Mr Brown had three conversations with Mr Reid about the contents of a speech that strayed well into the territory of the Home Secretary, a potential rival in the coming leadership contest. There is persistent speculation at Westminster, unconfirmed by either side, that Mr Reid indicated to Mr Brown last week that he was unlikely to stand against him.
Mr Brown said that combining forensic accounting techniques with the expertise of the private, financial and public sectors could result in the creation of a modern-day Bletchley Park, the intelligence centre that cracked the Nazi Enigma Code during the Second World War. This could be used to address three of the most dangerous sources of terrorist finance: charities, money service businesses and financial transactions. There would be a review of the charitable sector and a more stringent licensing system for bureaux de change, cheque cashers and money remitters, which were also subject to abuse by terrorists.

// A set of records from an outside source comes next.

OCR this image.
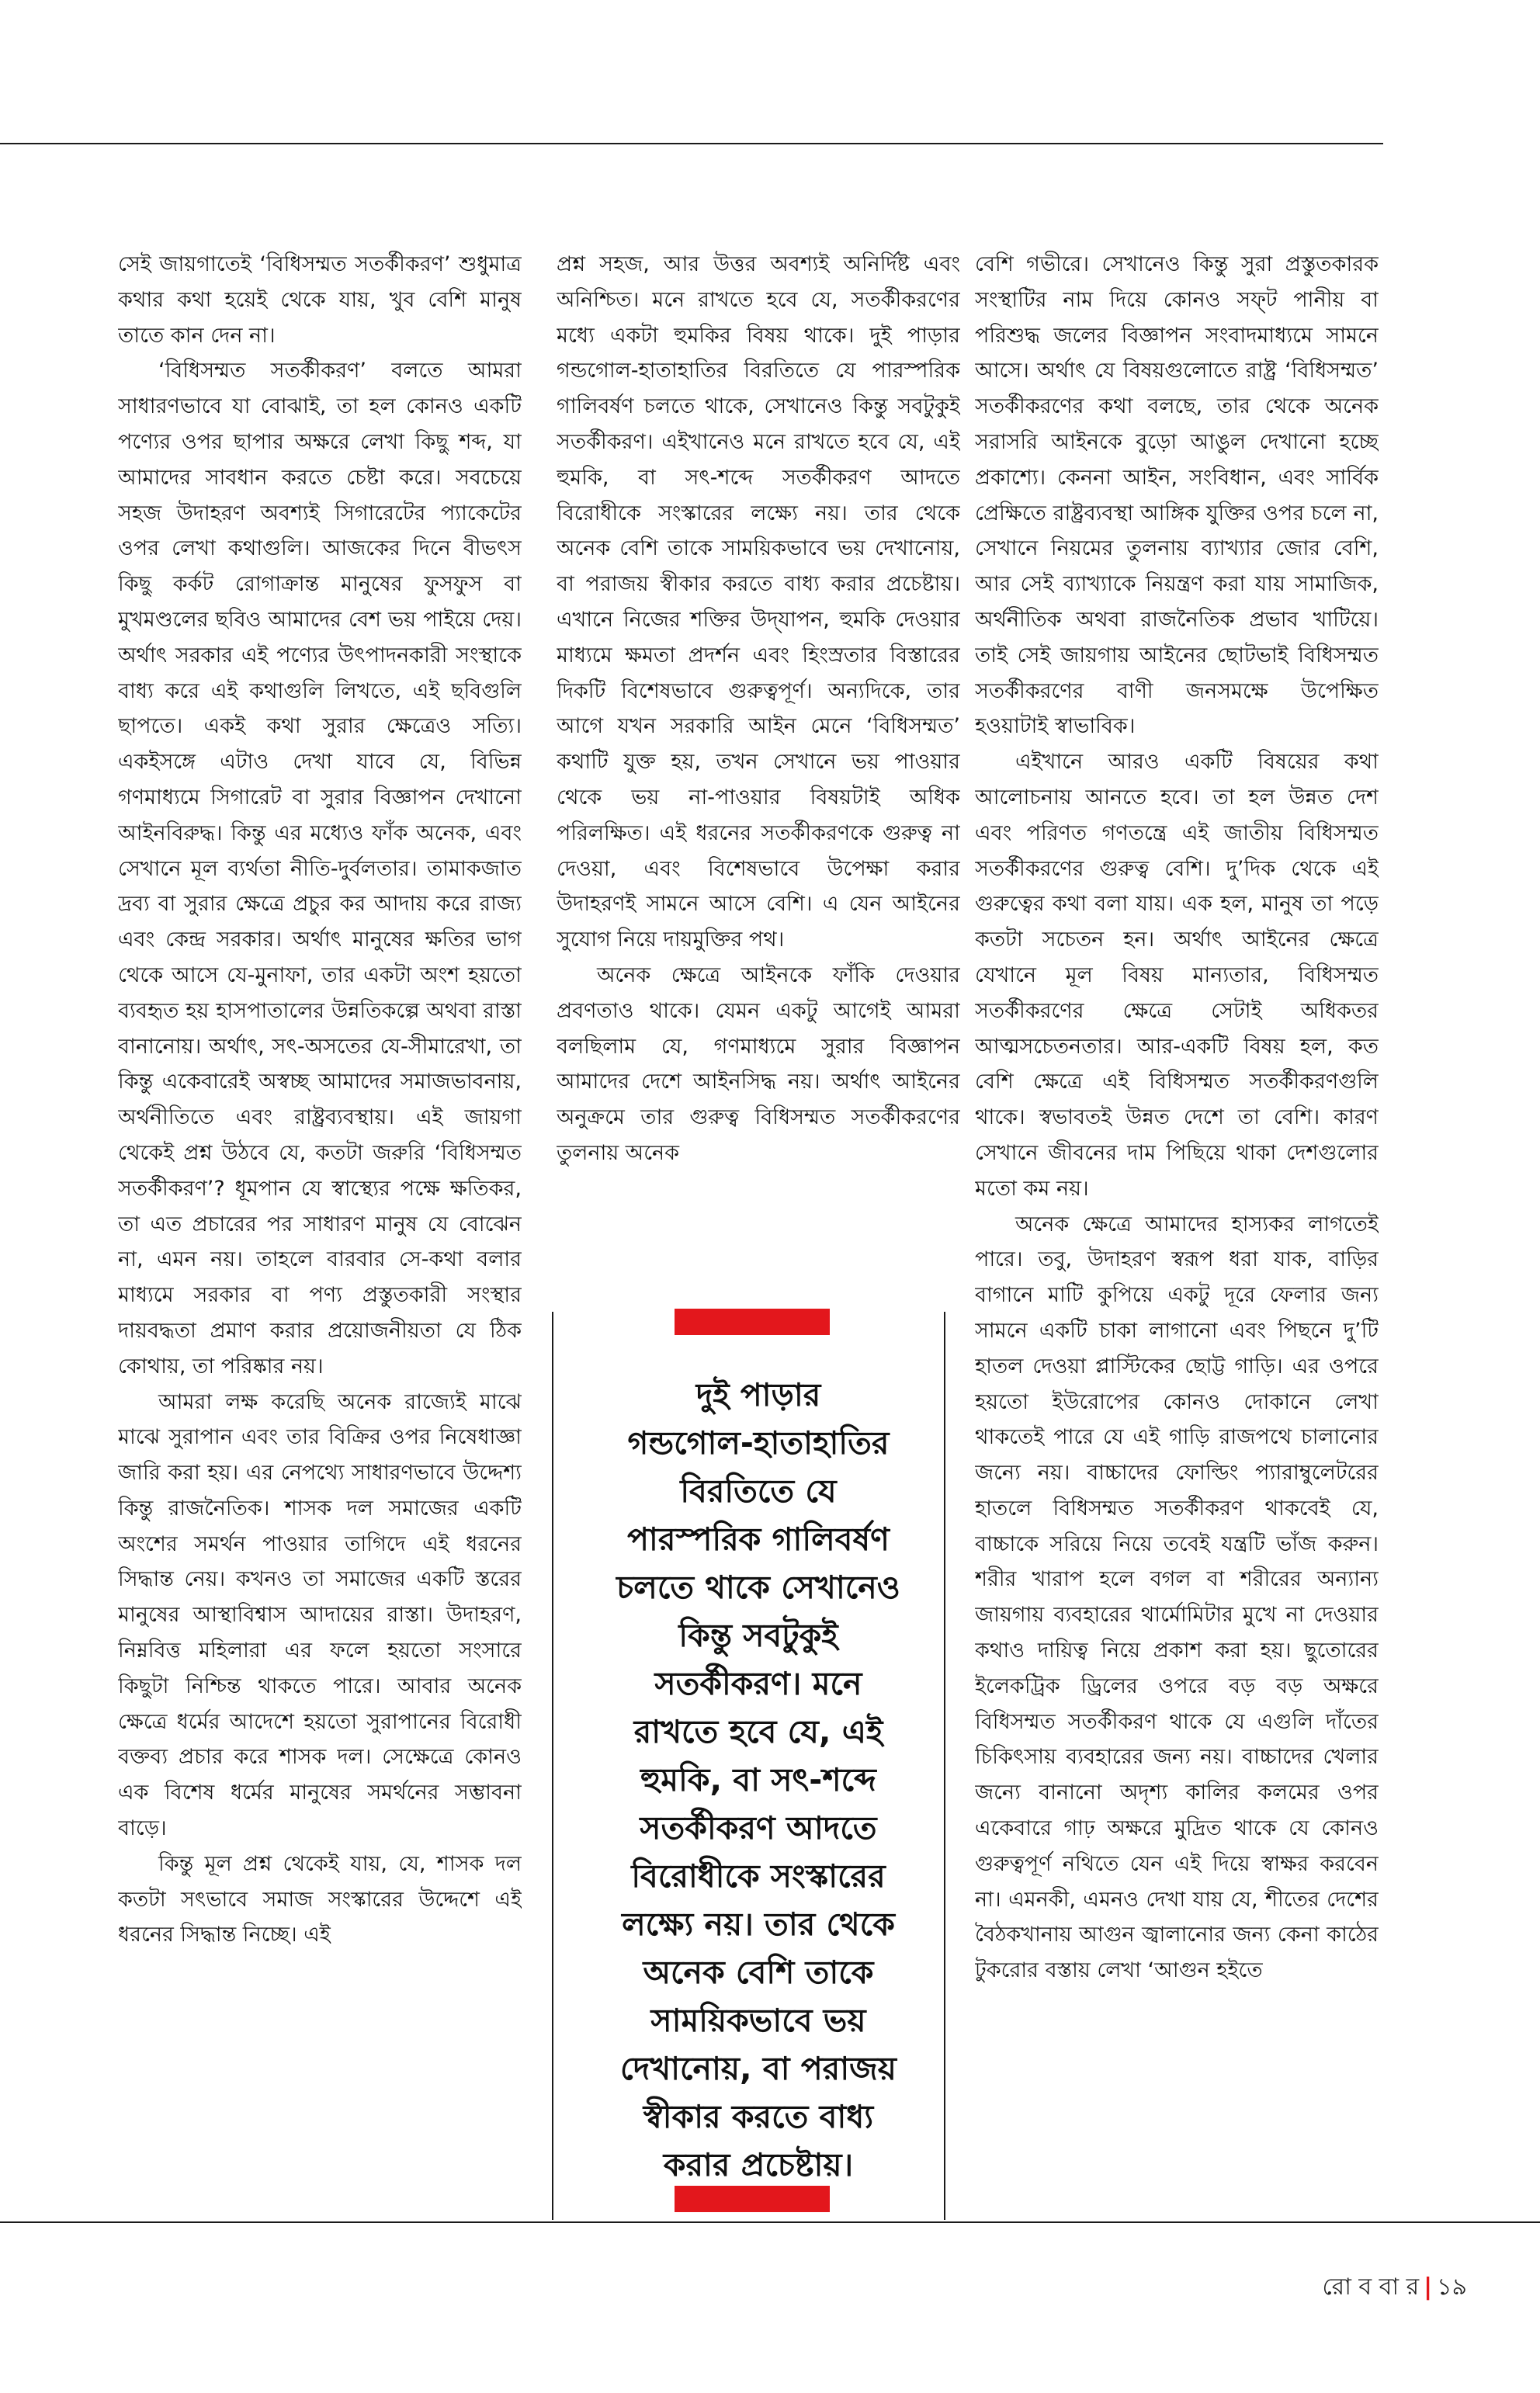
সেই জায়গাতেই ‘বিধিসম্মত সতর্কীকরণ’ শুধুমাত্র কথার কথা হয়েই থেকে যায়, খুব বেশি মানুষ তাতে কান দেন না।

‘বিধিসম্মত সতর্কীকরণ’ বলতে আমরা সাধারণভাবে যা বোঝাই, তা হল কোনও একটি পণ্যের ওপর ছাপার অক্ষরে লেখা কিছু শব্দ, যা আমাদের সাবধান করতে চেষ্টা করে। সবচেয়ে সহজ উদাহরণ অবশ্যই সিগারেটের প্যাকেটের ওপর লেখা কথাগুলি। আজকের দিনে বীভৎস কিছু কর্কট রোগাক্রান্ত মানুষের ফুসফুস বা মুখমণ্ডলের ছবিও আমাদের বেশ ভয় পাইয়ে দেয়। অর্থাৎ সরকার এই পণ্যের উৎপাদনকারী সংস্থাকে বাধ্য করে এই কথাগুলি লিখতে, এই ছবিগুলি ছাপতে। একই কথা সুরার ক্ষেত্রেও সত্যি। একইসঙ্গে এটাও দেখা যাবে যে, বিভিন্ন গণমাধ্যমে সিগারেট বা সুরার বিজ্ঞাপন দেখানো আইনবিরুদ্ধ। কিন্তু এর মধ্যেও ফাঁক অনেক, এবং সেখানে মূল ব্যর্থতা নীতি-দুর্বলতার। তামাকজাত দ্রব্য বা সুরার ক্ষেত্রে প্রচুর কর আদায় করে রাজ্য এবং কেন্দ্র সরকার। অর্থাৎ মানুষের ক্ষতির ভাগ থেকে আসে যে-মুনাফা, তার একটা অংশ হয়তো ব্যবহৃত হয় হাসপাতালের উন্নতিকল্পে অথবা রাস্তা বানানোয়। অর্থাৎ, সৎ-অসতের যে-সীমারেখা, তা কিন্তু একেবারেই অস্বচ্ছ আমাদের সমাজভাবনায়, অর্থনীতিতে এবং রাষ্ট্রব্যবস্থায়। এই জায়গা থেকেই প্রশ্ন উঠবে যে, কতটা জরুরি ‘বিধিসম্মত সতর্কীকরণ’? ধূমপান যে স্বাস্থ্যের পক্ষে ক্ষতিকর, তা এত প্রচারের পর সাধারণ মানুষ যে বোঝেন না, এমন নয়। তাহলে বারবার সে-কথা বলার মাধ্যমে সরকার বা পণ্য প্রস্তুতকারী সংস্থার দায়বদ্ধতা প্রমাণ করার প্রয়োজনীয়তা যে ঠিক কোথায়, তা পরিষ্কার নয়।

আমরা লক্ষ করেছি অনেক রাজ্যেই মাঝে মাঝে সুরাপান এবং তার বিক্রির ওপর নিষেধাজ্ঞা জারি করা হয়। এর নেপথ্যে সাধারণভাবে উদ্দেশ্য কিন্তু রাজনৈতিক। শাসক দল সমাজের একটি অংশের সমর্থন পাওয়ার তাগিদে এই ধরনের সিদ্ধান্ত নেয়। কখনও তা সমাজের একটি স্তরের মানুষের আস্থাবিশ্বাস আদায়ের রাস্তা। উদাহরণ, নিম্নবিত্ত মহিলারা এর ফলে হয়তো সংসারে কিছুটা নিশ্চিন্ত থাকতে পারে। আবার অনেক ক্ষেত্রে ধর্মের আদেশে হয়তো সুরাপানের বিরোধী বক্তব্য প্রচার করে শাসক দল। সেক্ষেত্রে কোনও এক বিশেষ ধর্মের মানুষের সমর্থনের সম্ভাবনা বাড়ে।

কিন্তু মূল প্রশ্ন থেকেই যায়, যে, শাসক দল কতটা সৎভাবে সমাজ সংস্কারের উদ্দেশে এই ধরনের সিদ্ধান্ত নিচ্ছে। এই

প্রশ্ন সহজ, আর উত্তর অবশ্যই অনির্দিষ্ট এবং অনিশ্চিত। মনে রাখতে হবে যে, সতর্কীকরণের মধ্যে একটা হুমকির বিষয় থাকে। দুই পাড়ার গন্ডগোল-হাতাহাতির বিরতিতে যে পারস্পরিক গালিবর্ষণ চলতে থাকে, সেখানেও কিন্তু সবটুকুই সতর্কীকরণ। এইখানেও মনে রাখতে হবে যে, এই হুমকি, বা সৎ-শব্দে সতর্কীকরণ আদতে বিরোধীকে সংস্কারের লক্ষ্যে নয়। তার থেকে অনেক বেশি তাকে সাময়িকভাবে ভয় দেখানোয়, বা পরাজয় স্বীকার করতে বাধ্য করার প্রচেষ্টায়। এখানে নিজের শক্তির উদ্‌যাপন, হুমকি দেওয়ার মাধ্যমে ক্ষমতা প্রদর্শন এবং হিংস্রতার বিস্তারের দিকটি বিশেষভাবে গুরুত্বপূর্ণ। অন্যদিকে, তার আগে যখন সরকারি আইন মেনে ‘বিধিসম্মত’ কথাটি যুক্ত হয়, তখন সেখানে ভয় পাওয়ার থেকে ভয় না-পাওয়ার বিষয়টাই অধিক পরিলক্ষিত। এই ধরনের সতর্কীকরণকে গুরুত্ব না দেওয়া, এবং বিশেষভাবে উপেক্ষা করার উদাহরণই সামনে আসে বেশি। এ যেন আইনের সুযোগ নিয়ে দায়মুক্তির পথ।

অনেক ক্ষেত্রে আইনকে ফাঁকি দেওয়ার প্রবণতাও থাকে। যেমন একটু আগেই আমরা বলছিলাম যে, গণমাধ্যমে সুরার বিজ্ঞাপন আমাদের দেশে আইনসিদ্ধ নয়। অর্থাৎ আইনের অনুক্রমে তার গুরুত্ব বিধিসম্মত সতর্কীকরণের তুলনায় অনেক

বেশি গভীরে। সেখানেও কিন্তু সুরা প্রস্তুতকারক সংস্থাটির নাম দিয়ে কোনও সফ্‌ট পানীয় বা পরিশুদ্ধ জলের বিজ্ঞাপন সংবাদমাধ্যমে সামনে আসে। অর্থাৎ যে বিষয়গুলোতে রাষ্ট্র ‘বিধিসম্মত’ সতর্কীকরণের কথা বলছে, তার থেকে অনেক সরাসরি আইনকে বুড়ো আঙুল দেখানো হচ্ছে প্রকাশ্যে। কেননা আইন, সংবিধান, এবং সার্বিক প্রেক্ষিতে রাষ্ট্রব্যবস্থা আঙ্গিক যুক্তির ওপর চলে না, সেখানে নিয়মের তুলনায় ব্যাখ্যার জোর বেশি, আর সেই ব্যাখ্যাকে নিয়ন্ত্রণ করা যায় সামাজিক, অর্থনীতিক অথবা রাজনৈতিক প্রভাব খাটিয়ে। তাই সেই জায়গায় আইনের ছোটভাই বিধিসম্মত সতর্কীকরণের বাণী জনসমক্ষে উপেক্ষিত হওয়াটাই স্বাভাবিক।

এইখানে আরও একটি বিষয়ের কথা আলোচনায় আনতে হবে। তা হল উন্নত দেশ এবং পরিণত গণতন্ত্রে এই জাতীয় বিধিসম্মত সতর্কীকরণের গুরুত্ব বেশি। দু’দিক থেকে এই গুরুত্বের কথা বলা যায়। এক হল, মানুষ তা পড়ে কতটা সচেতন হন। অর্থাৎ আইনের ক্ষেত্রে যেখানে মূল বিষয় মান্যতার, বিধিসম্মত সতর্কীকরণের ক্ষেত্রে সেটাই অধিকতর আত্মসচেতনতার। আর-একটি বিষয় হল, কত বেশি ক্ষেত্রে এই বিধিসম্মত সতর্কীকরণগুলি থাকে। স্বভাবতই উন্নত দেশে তা বেশি। কারণ সেখানে জীবনের দাম পিছিয়ে থাকা দেশগুলোর মতো কম নয়।

অনেক ক্ষেত্রে আমাদের হাস্যকর লাগতেই পারে। তবু, উদাহরণ স্বরূপ ধরা যাক, বাড়ির বাগানে মাটি কুপিয়ে একটু দূরে ফেলার জন্য সামনে একটি চাকা লাগানো এবং পিছনে দু’টি হাতল দেওয়া প্লাস্টিকের ছোট্ট গাড়ি। এর ওপরে হয়তো ইউরোপের কোনও দোকানে লেখা থাকতেই পারে যে এই গাড়ি রাজপথে চালানোর জন্যে নয়। বাচ্চাদের ফোল্ডিং প্যারাম্বুলেটরের হাতলে বিধিসম্মত সতর্কীকরণ থাকবেই যে, বাচ্চাকে সরিয়ে নিয়ে তবেই যন্ত্রটি ভাঁজ করুন। শরীর খারাপ হলে বগল বা শরীরের অন্যান্য জায়গায় ব্যবহারের থার্মোমিটার মুখে না দেওয়ার কথাও দায়িত্ব নিয়ে প্রকাশ করা হয়। ছুতোরের ইলেকট্রিক ড্রিলের ওপরে বড় বড় অক্ষরে বিধিসম্মত সতর্কীকরণ থাকে যে এগুলি দাঁতের চিকিৎসায় ব্যবহারের জন্য নয়। বাচ্চাদের খেলার জন্যে বানানো অদৃশ্য কালির কলমের ওপর একেবারে গাঢ় অক্ষরে মুদ্রিত থাকে যে কোনও গুরুত্বপূর্ণ নথিতে যেন এই দিয়ে স্বাক্ষর করবেন না। এমনকী, এমনও দেখা যায় যে, শীতের দেশের বৈঠকখানায় আগুন জ্বালানোর জন্য কেনা কাঠের টুকরোর বস্তায় লেখা ‘আগুন হইতে

দুই পাড়ার
গন্ডগোল-হাতাহাতির
বিরতিতে যে
পারস্পরিক গালিবর্ষণ
চলতে থাকে সেখানেও
কিন্তু সবটুকুই
সতর্কীকরণ। মনে
রাখতে হবে যে, এই
হুমকি, বা সৎ-শব্দে
সতর্কীকরণ আদতে
বিরোধীকে সংস্কারের
লক্ষ্যে নয়। তার থেকে
অনেক বেশি তাকে
সাময়িকভাবে ভয়
দেখানোয়, বা পরাজয়
স্বীকার করতে বাধ্য
করার প্রচেষ্টায়।
রো ব বা র | ১৯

Patrick Mercer, the Tories’ security spokesman, said that there was very little in the speech. “I expected to hear a statement on terrorist financing,” he said. “What I got was an unashamed leadership speech.”
Sir Menzies Campbell, the Liberal Democrat leader, said: “The Chancellor is right to seek better ways to siphon off financial resources from terrorism. But he is wrong to believe that a longer detention time will be effective or acceptable.”